It’s hypocritical to fight for free speech and then have nothing to say.”, said Ian Bogost at the Game Developers Conference 2013.
Looking out over a sea of low brow, mass market, AAA titles, or an ocean of band-wagon jumping, time waster mobile titles, it is easy to see where Bogost was coming from.
“But we’re a young medium,” is the standard cry, ignoring the fact that Cinema had, in the same time frame, given us “Battleship Potemkin,” “Metropolis,” “Nosferatu,” “Steamboat Willie” and “All Quiet on the Western Front.”
By the time the next Tomb Raider is out, we will have also had “Snow White and the Seven Dwarfs.”
This year, Gotland Game Conference will find the voices that Bogost was missing.
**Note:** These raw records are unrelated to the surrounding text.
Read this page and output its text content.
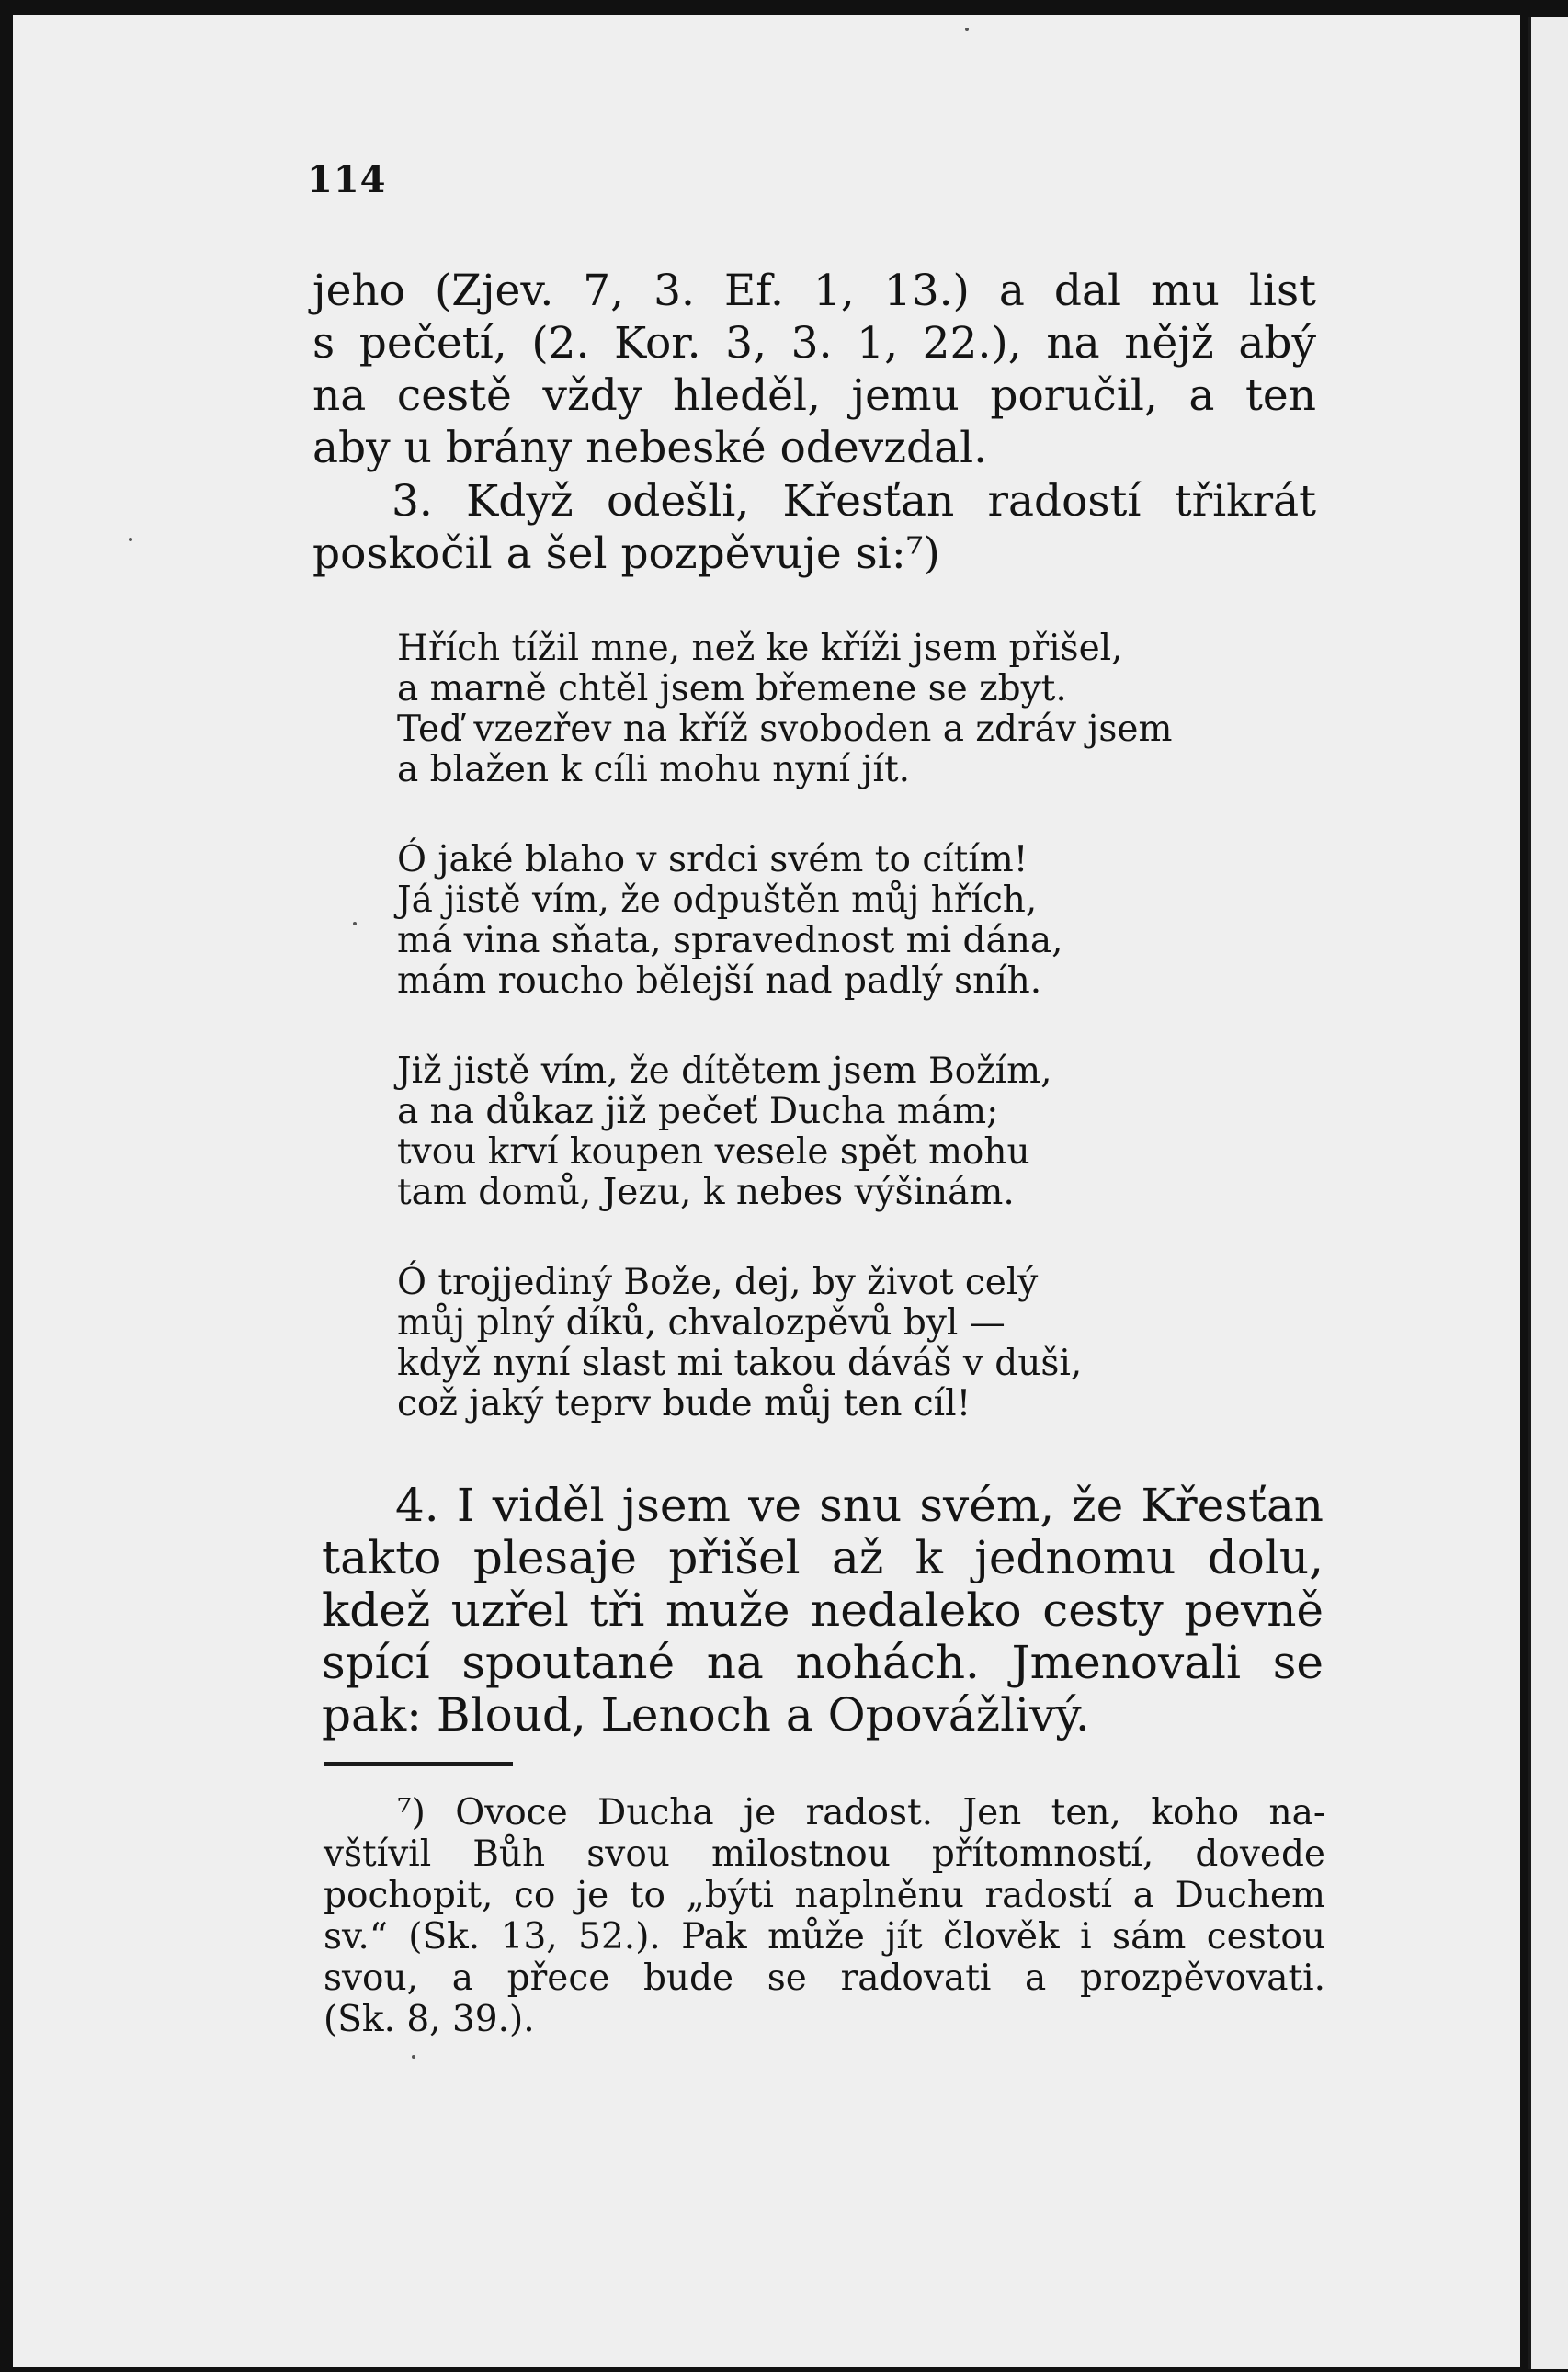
114
jeho (Zjev. 7, 3. Ef. 1, 13.) a dal mu list
s pečetí, (2. Kor. 3, 3. 1, 22.), na nějž abý
na cestě vždy hleděl, jemu poručil, a ten
aby u brány nebeské odevzdal.
3. Když odešli, Křesťan radostí třikrát
poskočil a šel pozpěvuje si:⁷)
Hřích tížil mne, než ke kříži jsem přišel,
a marně chtěl jsem břemene se zbyt.
Teď vzezřev na kříž svoboden a zdráv jsem
a blažen k cíli mohu nyní jít.
Ó jaké blaho v srdci svém to cítím!
Já jistě vím, že odpuštěn můj hřích,
má vina sňata, spravednost mi dána,
mám roucho bělejší nad padlý sníh.
Již jistě vím, že dítětem jsem Božím,
a na důkaz již pečeť Ducha mám;
tvou krví koupen vesele spět mohu
tam domů, Jezu, k nebes výšinám.
Ó trojjediný Bože, dej, by život celý
můj plný díků, chvalozpěvů byl —
když nyní slast mi takou dáváš v duši,
což jaký teprv bude můj ten cíl!
4. I viděl jsem ve snu svém, že Křesťan
takto plesaje přišel až k jednomu dolu,
kdež uzřel tři muže nedaleko cesty pevně
spící spoutané na nohách. Jmenovali se
pak: Bloud, Lenoch a Opovážlivý.
⁷) Ovoce Ducha je radost. Jen ten, koho na-
vštívil Bůh svou milostnou přítomností, dovede
pochopit, co je to „býti naplněnu radostí a Duchem
sv.“ (Sk. 13, 52.). Pak může jít člověk i sám cestou
svou, a přece bude se radovati a prozpěvovati.
(Sk. 8, 39.).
We will look at games that have tried to say something, examine what was said – and who said it, as well as examine the myriad voices that games can have – from serious, to social, to introspective – and look at how effective they can be at touching us.
We will look at Interaction, and the unique challenge it brings to an entertainment medium. For the first time, the audience is required to participate in the telling of the story. What does interactivity do to Western Narratives?
We will look at that it means to express through games; to use the medium to convey thoughts and questions, or to reflect on problems – in ways that are not lost or made problematic by the gaming itself.